Especially if the one producing the lies is doing it for their own personal financial or political gain or egotistical self-interest. Then the lies become fraud. No one likes a fraudster.

Honesty Is Not Always the Best Policy

Promise?

When I was 18, I was naïve about many things. Prominent among those things was how to behave around girls. While most boys were busy learning the social rules, I blundered along in my ignorance. So the day when a pretty girl in my grade offered to give me a back rub, with my shirt off, I accepted without reading anything into it. Sometimes a back rub is just a back rub.

She had me lay face down and, using some lotion, she began the massage. Honestly, I wasn’t enjoying it much. I was having trouble relaxing as I wondered what to say when she was done. I’d had better massages before and I’ve had better since. I decided that I should just be honest.

“How was that?” she asked as she sat back.

“It was okay,” I said.

“Okay?!” she said, with a look of amused surprise, and perhaps a trace of hurt.

In hindsight, I should have lied. I should’ve said it was great, fantastic even. Anything but what I said. But I said what I was thinking. And I’ve regretted it for decades.

I guess that, sometimes, honesty is not the best policy.

Just to be clear, I’m not advocating deliberate deceitfulness. I’ve been around enough liars and truth-benders to know that it’s never a sustainable way to be. What I want to consider instead is the value of sticking to unvarnished honesty at all costs. Perhaps there is room for a place that exists somewhere between a hurtful lie and the brutal truth.
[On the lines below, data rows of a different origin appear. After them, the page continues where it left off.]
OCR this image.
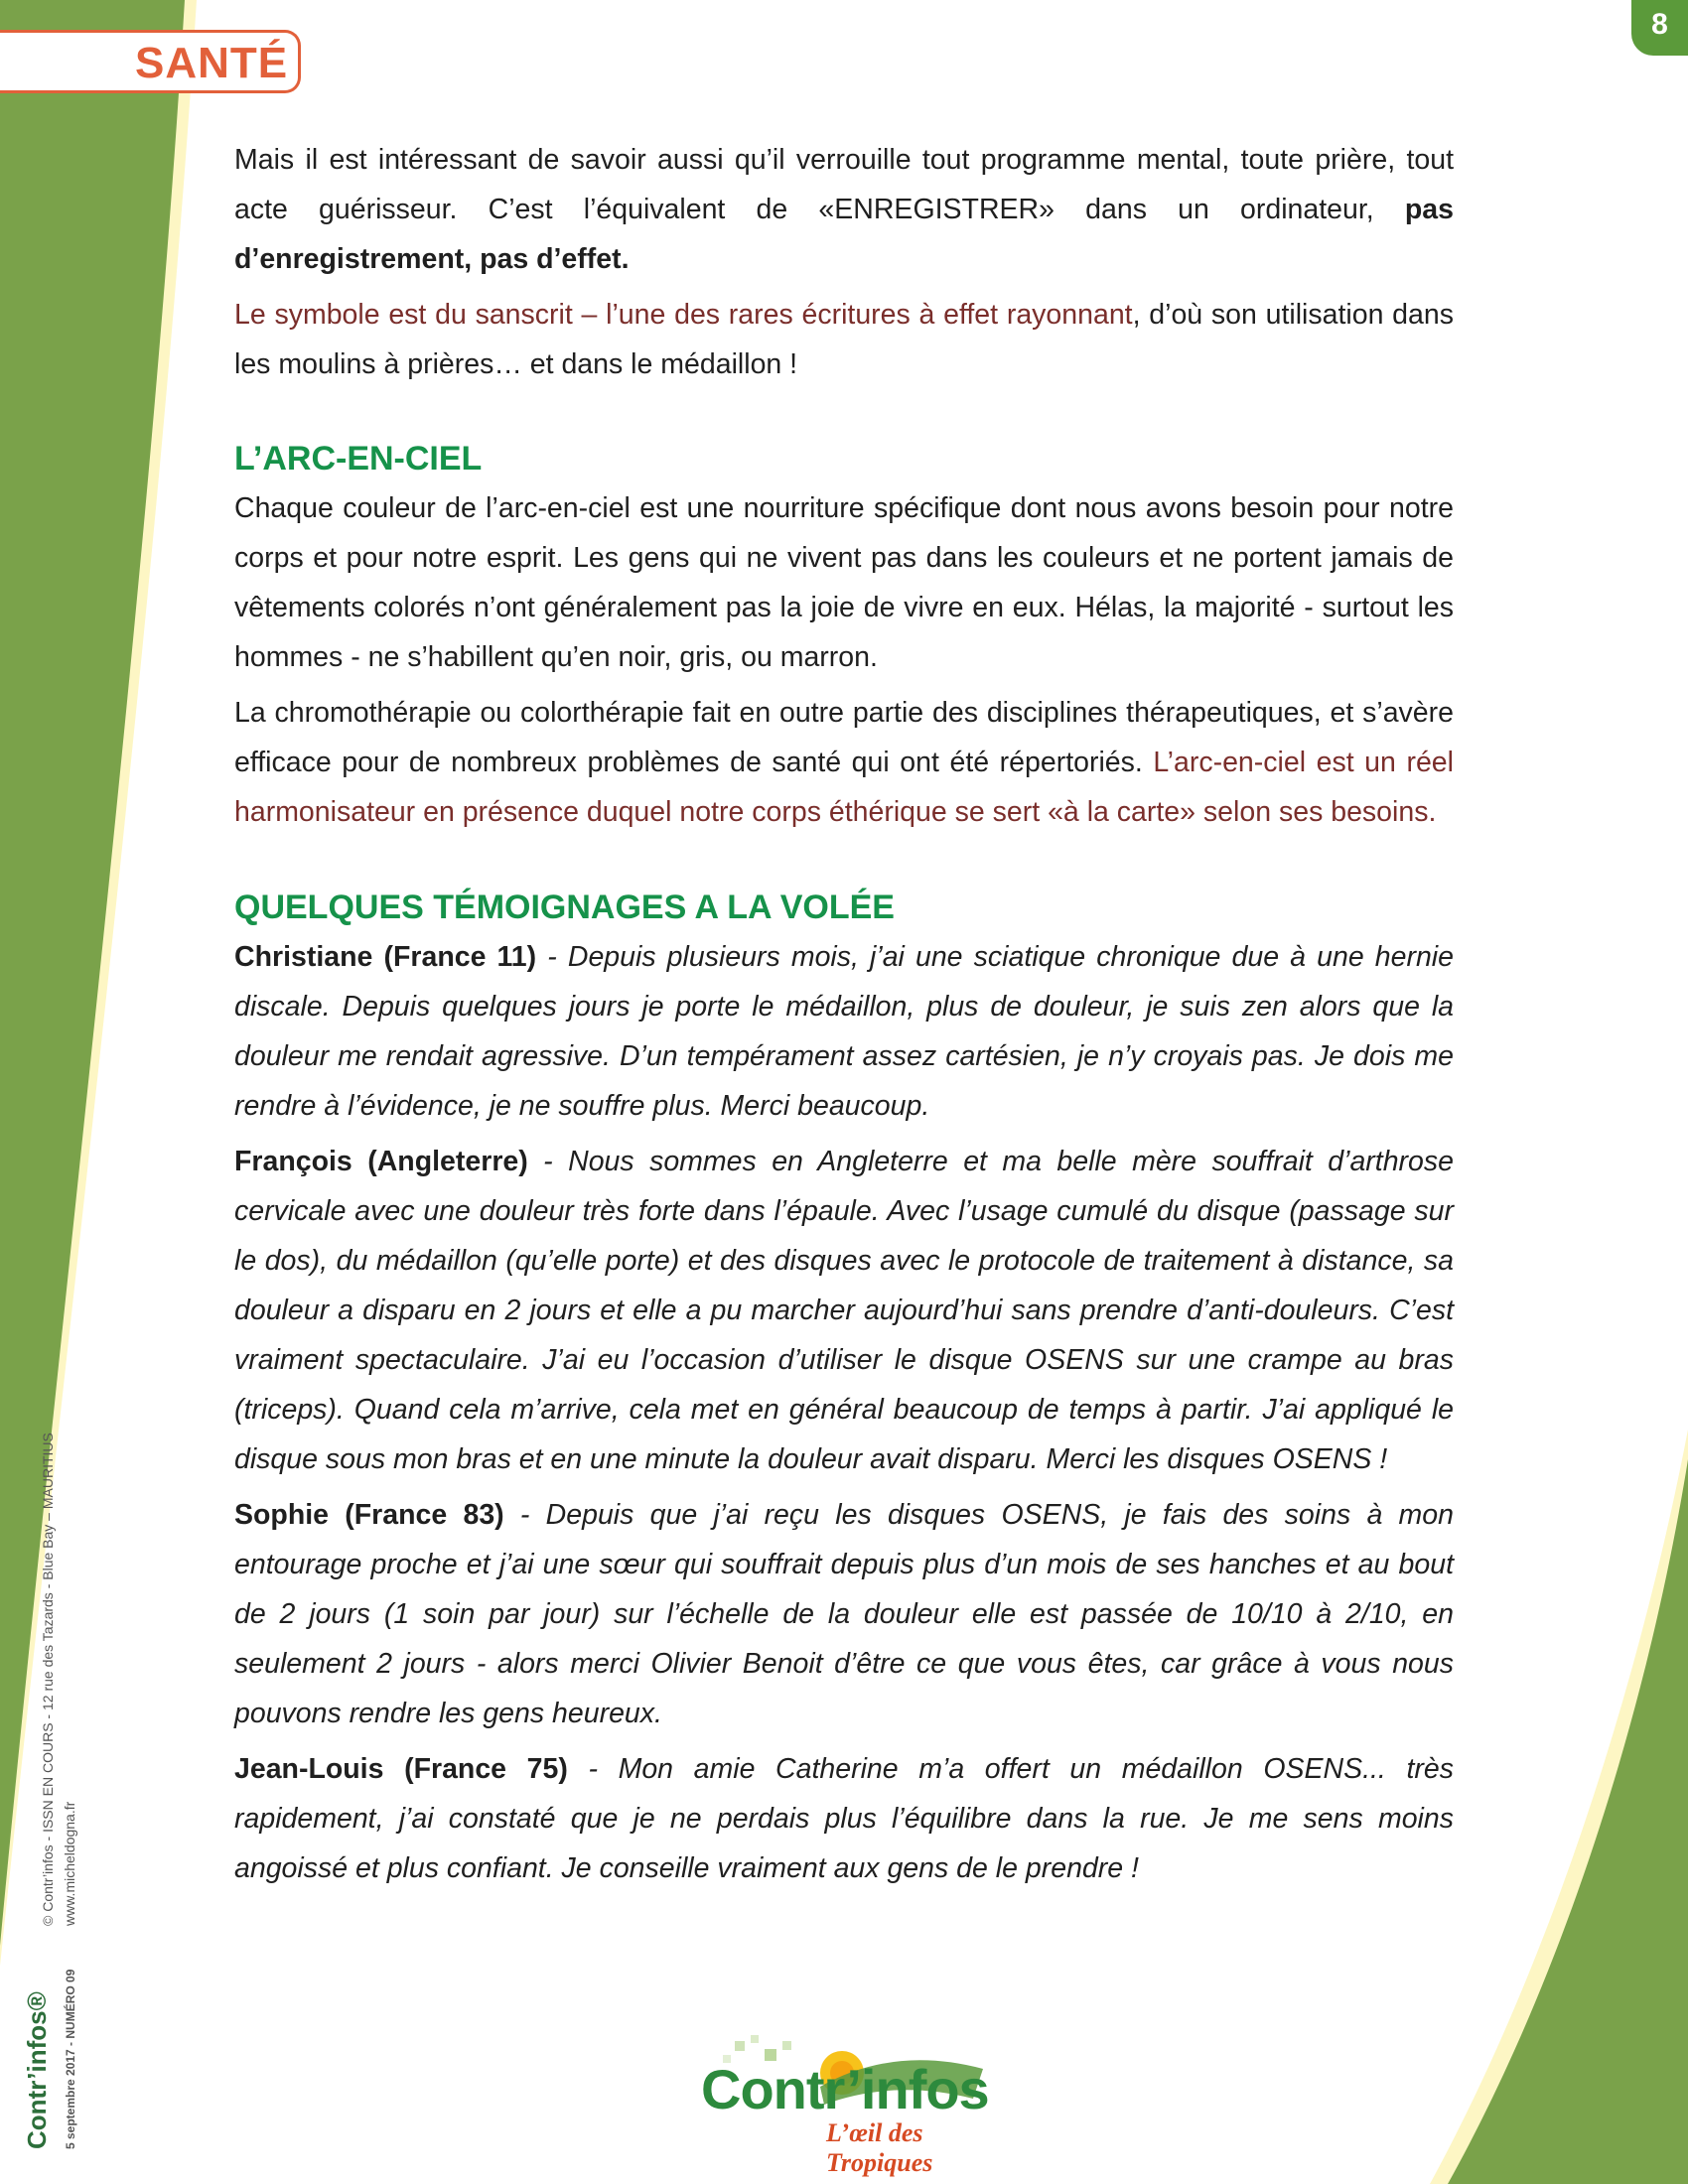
SANTÉ
8

Mais il est intéressant de savoir aussi qu’il verrouille tout programme mental, toute prière, tout acte guérisseur. C’est l’équivalent de «ENREGISTRER» dans un ordinateur, pas d’enregistrement, pas d’effet.

Le symbole est du sanscrit – l’une des rares écritures à effet rayonnant, d’où son utilisation dans les moulins à prières… et dans le médaillon !

L’ARC-EN-CIEL

Chaque couleur de l’arc-en-ciel est une nourriture spécifique dont nous avons besoin pour notre corps et pour notre esprit. Les gens qui ne vivent pas dans les couleurs et ne portent jamais de vêtements colorés n’ont généralement pas la joie de vivre en eux. Hélas, la majorité - surtout les hommes - ne s’habillent qu’en noir, gris, ou marron.

La chromothérapie ou colorthérapie fait en outre partie des disciplines thérapeutiques, et s’avère efficace pour de nombreux problèmes de santé qui ont été répertoriés. L’arc-en-ciel est un réel harmonisateur en présence duquel notre corps éthérique se sert «à la carte» selon ses besoins.

QUELQUES TÉMOIGNAGES A LA VOLÉE

Christiane (France 11) - Depuis plusieurs mois, j’ai une sciatique chronique due à une hernie discale. Depuis quelques jours je porte le médaillon, plus de douleur, je suis zen alors que la douleur me rendait agressive. D’un tempérament assez cartésien, je n’y croyais pas. Je dois me rendre à l’évidence, je ne souffre plus. Merci beaucoup.

François (Angleterre) - Nous sommes en Angleterre et ma belle mère souffrait d’arthrose cervicale avec une douleur très forte dans l’épaule. Avec l’usage cumulé du disque (passage sur le dos), du médaillon (qu’elle porte) et des disques avec le protocole de traitement à distance, sa douleur a disparu en 2 jours et elle a pu marcher aujourd’hui sans prendre d’anti-douleurs. C’est vraiment spectaculaire. J’ai eu l’occasion d’utiliser le disque OSENS sur une crampe au bras (triceps). Quand cela m’arrive, cela met en général beaucoup de temps à partir. J’ai appliqué le disque sous mon bras et en une minute la douleur avait disparu. Merci les disques OSENS !

Sophie (France 83) - Depuis que j’ai reçu les disques OSENS, je fais des soins à mon entourage proche et j’ai une sœur qui souffrait depuis plus d’un mois de ses hanches et au bout de 2 jours (1 soin par jour) sur l’échelle de la douleur elle est passée de 10/10 à 2/10, en seulement 2 jours - alors merci Olivier Benoit d’être ce que vous êtes, car grâce à vous nous pouvons rendre les gens heureux.

Jean-Louis (France 75) - Mon amie Catherine m’a offert un médaillon OSENS... très rapidement, j’ai constaté que je ne perdais plus l’équilibre dans la rue. Je me sens moins angoissé et plus confiant. Je conseille vraiment aux gens de le prendre !

Contr’infos® 5 septembre 2017 - NUMÉRO 09
© Contr’infos - ISSN EN COURS - 12 rue des Tazards - Blue Bay – MAURITIUS www.micheldogna.fr
Contr’infos
L’œil des Tropiques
My dictionary defines honesty as “truthfulness” and truth as “honesty,” but perhaps it’s not as simple as all that. Gandhi understood that there exists a distinction between truth and full disclosure. “Who can say how much I must give and how much omit in the interests of truth?” he wrote in his Autobiography. To focus overly much on bald-faced honesty ignores that there are more subtle forces involved.

The Biblical Ten Commandments include the following: “You shall not give false testimony against your neighbor.” All my life, this has been interpreted for me as “never lie.” Strictly speaking, this would require unvarnished honesty at all times. Under this scheme, the so-called “white lie” is still a lie and should not be tolerated.
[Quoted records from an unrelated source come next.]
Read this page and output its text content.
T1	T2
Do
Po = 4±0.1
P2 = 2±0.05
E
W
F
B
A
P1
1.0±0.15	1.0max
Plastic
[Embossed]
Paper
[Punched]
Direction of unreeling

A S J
Technically, though, the commandment is less universal than that, requiring only that no “false witness” be used against your “neighbor.” What about when talking with your husband or wife, for instance? If you tell them you are happy to be married in a moment when you are not entirely convinced of the truth of that statement, is that false witness? What about with your child? When you tell them their popsicle stick collage “art” is beautiful, is that false witness? Maybe an occasional dishonesty is okay, even in the eyes of God.thou-shalt-not-lie

In the farcical movie Liar, Liar (1997), Jim Carrey plays a man condemned to always tell the truth. Quickly, it becomes apparent that all honesty all the time leads to awkward situations and hurt feelings. Even when people say “be honest” they often don’t mean, literally, honest. The story implies that a little dishonesty once in a while acts as a type of social lubricant, easing the friction of our daily lives. Take that away and we are faced with the loss of a measure of civility.
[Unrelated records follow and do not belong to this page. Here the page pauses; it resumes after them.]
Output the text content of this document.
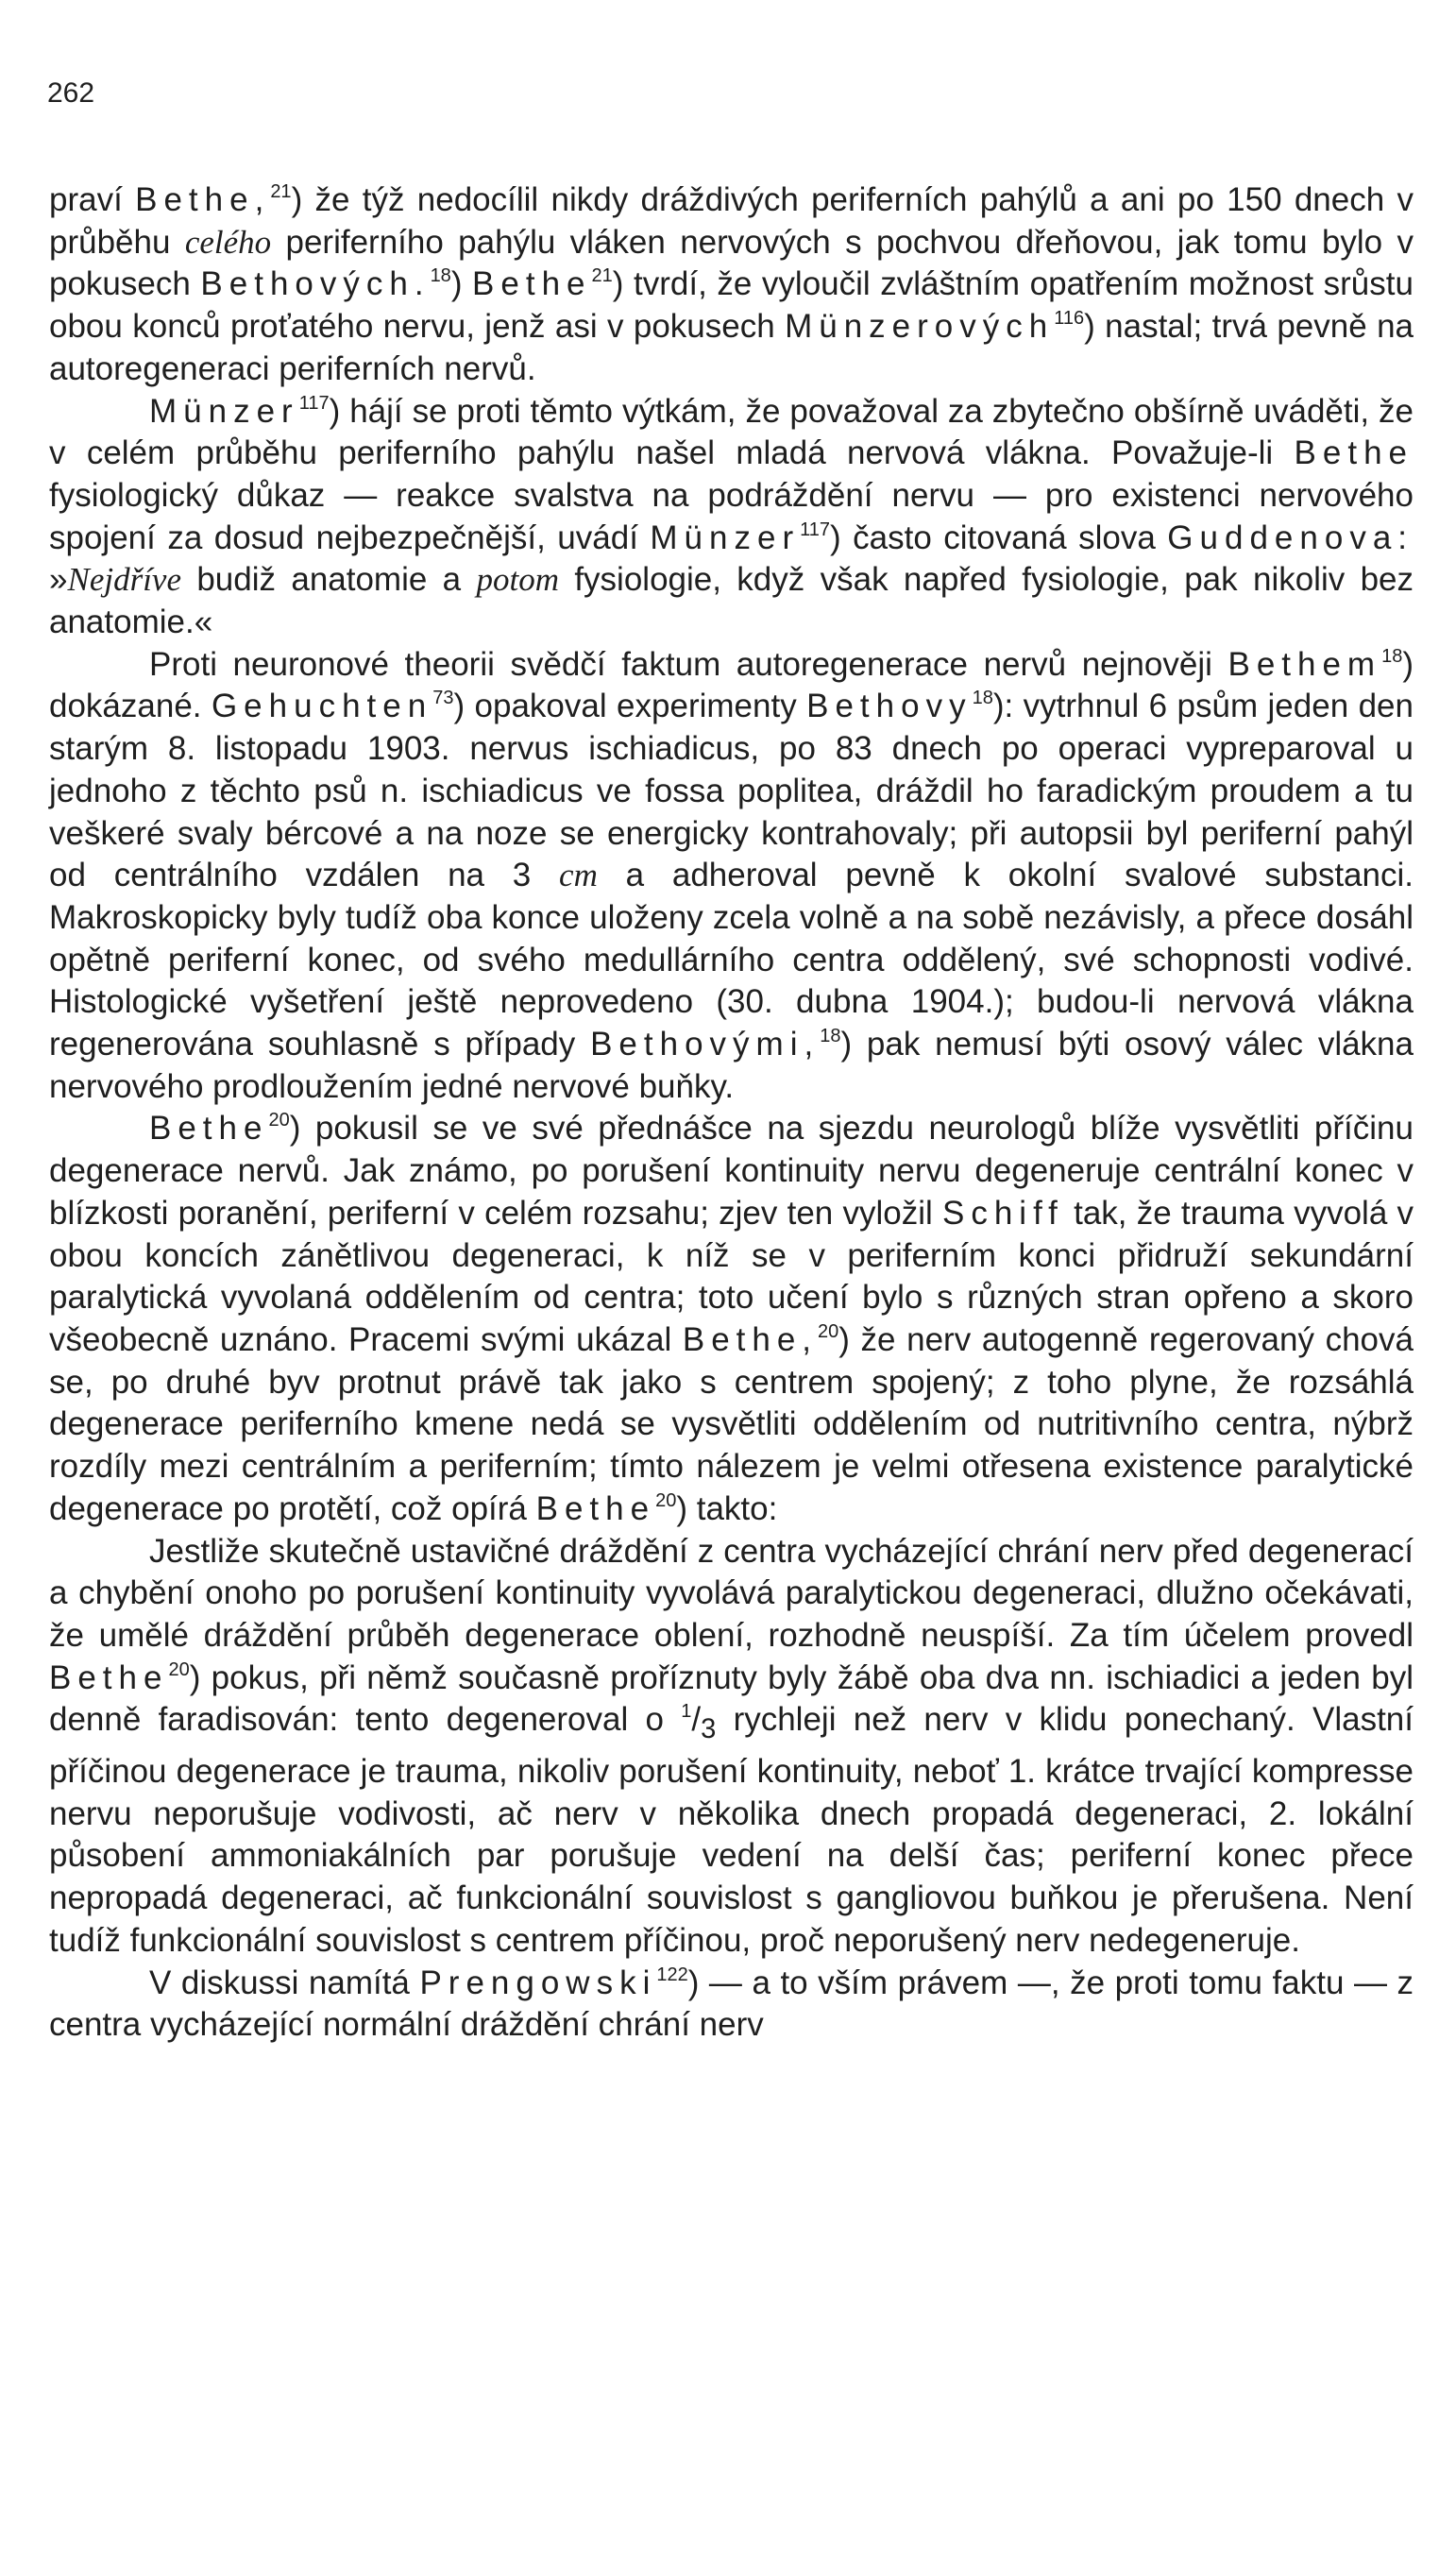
262

praví Bethe,$^{21}$) že týž nedocílil nikdy dráždivých periferních pahýlů a ani po 150 dnech v průběhu celého periferního pahýlu vláken nervových s pochvou dřeňovou, jak tomu bylo v pokusech Bethových.$^{18}$) Bethe$^{21}$) tvrdí, že vyloučil zvláštním opatřením možnost srůstu obou konců proťatého nervu, jenž asi v pokusech Münzerových$^{116}$) nastal; trvá pevně na autoregeneraci periferních nervů.

Münzer$^{117}$) hájí se proti těmto výtkám, že považoval za zbytečno obšírně uváděti, že v celém průběhu periferního pahýlu našel mladá nervová vlákna. Považuje-li Bethe fysiologický důkaz — reakce svalstva na podráždění nervu — pro existenci nervového spojení za dosud nejbezpečnější, uvádí Münzer$^{117}$) často citovaná slova Guddenova: »Nejdříve budiž anatomie a potom fysiologie, když však napřed fysiologie, pak nikoliv bez anatomie.«

Proti neuronové theorii svědčí faktum autoregenerace nervů nejnověji Bethem$^{18}$) dokázané. Gehuchten$^{73}$) opakoval experimenty Bethovy$^{18}$): vytrhnul 6 psům jeden den starým 8. listopadu 1903. nervus ischiadicus, po 83 dnech po operaci vypreparoval u jednoho z těchto psů n. ischiadicus ve fossa poplitea, dráždil ho faradickým proudem a tu veškeré svaly bércové a na noze se energicky kontrahovaly; při autopsii byl periferní pahýl od centrálního vzdálen na 3 cm a adheroval pevně k okolní svalové substanci. Makroskopicky byly tudíž oba konce uloženy zcela volně a na sobě nezávisly, a přece dosáhl opětně periferní konec, od svého medullárního centra oddělený, své schopnosti vodivé. Histologické vyšetření ještě neprovedeno (30. dubna 1904.); budou-li nervová vlákna regenerována souhlasně s případy Bethovými,$^{18}$) pak nemusí býti osový válec vlákna nervového prodloužením jedné nervové buňky.

Bethe$^{20}$) pokusil se ve své přednášce na sjezdu neurologů blíže vysvětliti příčinu degenerace nervů. Jak známo, po porušení kontinuity nervu degeneruje centrální konec v blízkosti poranění, periferní v celém rozsahu; zjev ten vyložil Schiff tak, že trauma vyvolá v obou koncích zánětlivou degeneraci, k níž se v periferním konci přidruží sekundární paralytická vyvolaná oddělením od centra; toto učení bylo s různých stran opřeno a skoro všeobecně uznáno. Pracemi svými ukázal Bethe,$^{20}$) že nerv autogenně regerovaný chová se, po druhé byv protnut právě tak jako s centrem spojený; z toho plyne, že rozsáhlá degenerace periferního kmene nedá se vysvětliti oddělením od nutritivního centra, nýbrž rozdíly mezi centrálním a periferním; tímto nálezem je velmi otřesena existence paralytické degenerace po protětí, což opírá Bethe$^{20}$) takto:

Jestliže skutečně ustavičné dráždění z centra vycházející chrání nerv před degenerací a chybění onoho po porušení kontinuity vyvolává paralytickou degeneraci, dlužno očekávati, že umělé dráždění průběh degenerace oblení, rozhodně neuspíší. Za tím účelem provedl Bethe$^{20}$) pokus, při němž současně proříznuty byly žábě oba dva nn. ischiadici a jeden byl denně faradisován: tento degeneroval o $^1/_3$ rychleji než nerv v klidu ponechaný. Vlastní příčinou degenerace je trauma, nikoliv porušení kontinuity, neboť 1. krátce trvající kompresse nervu neporušuje vodivosti, ač nerv v několika dnech propadá degeneraci, 2. lokální působení ammoniakálních par porušuje vedení na delší čas; periferní konec přece nepropadá degeneraci, ač funkcionální souvislost s gangliovou buňkou je přerušena. Není tudíž funkcionální souvislost s centrem příčinou, proč neporušený nerv nedegeneruje.

V diskussi namítá Prengowski$^{122}$) — a to vším právem —, že proti tomu faktu — z centra vycházející normální dráždění chrání nerv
Does this suggest that we will all descend down the slippery slope as we abandon honesty? I don’t think so for a few reasons. For one, with the exception of young children and those with mental health problems, people normally understand when a small lie cross the line into more sinister territory. As long as we have some kind of value system, we can maintain a distinction between the two.

For another, many people frequently find themselves in situations where they feel they have to “fake it.” As the author Susan Cain points out in her book Quiet, this is often true for introverts. It also can be true for those stuck in an unsatisfying line of work or difficult family situation. The trick is not mistaking a surface level of feeling false for a deeper-rooted inauthenticity. The inner compass should remain true, despite of moments of uncertainty.

Truth, honesty, lies, and deceit—there’s plenty of all of them to go around. So what is the best policy? In the end, I suggest a better guide is “Be polite and be authentic.”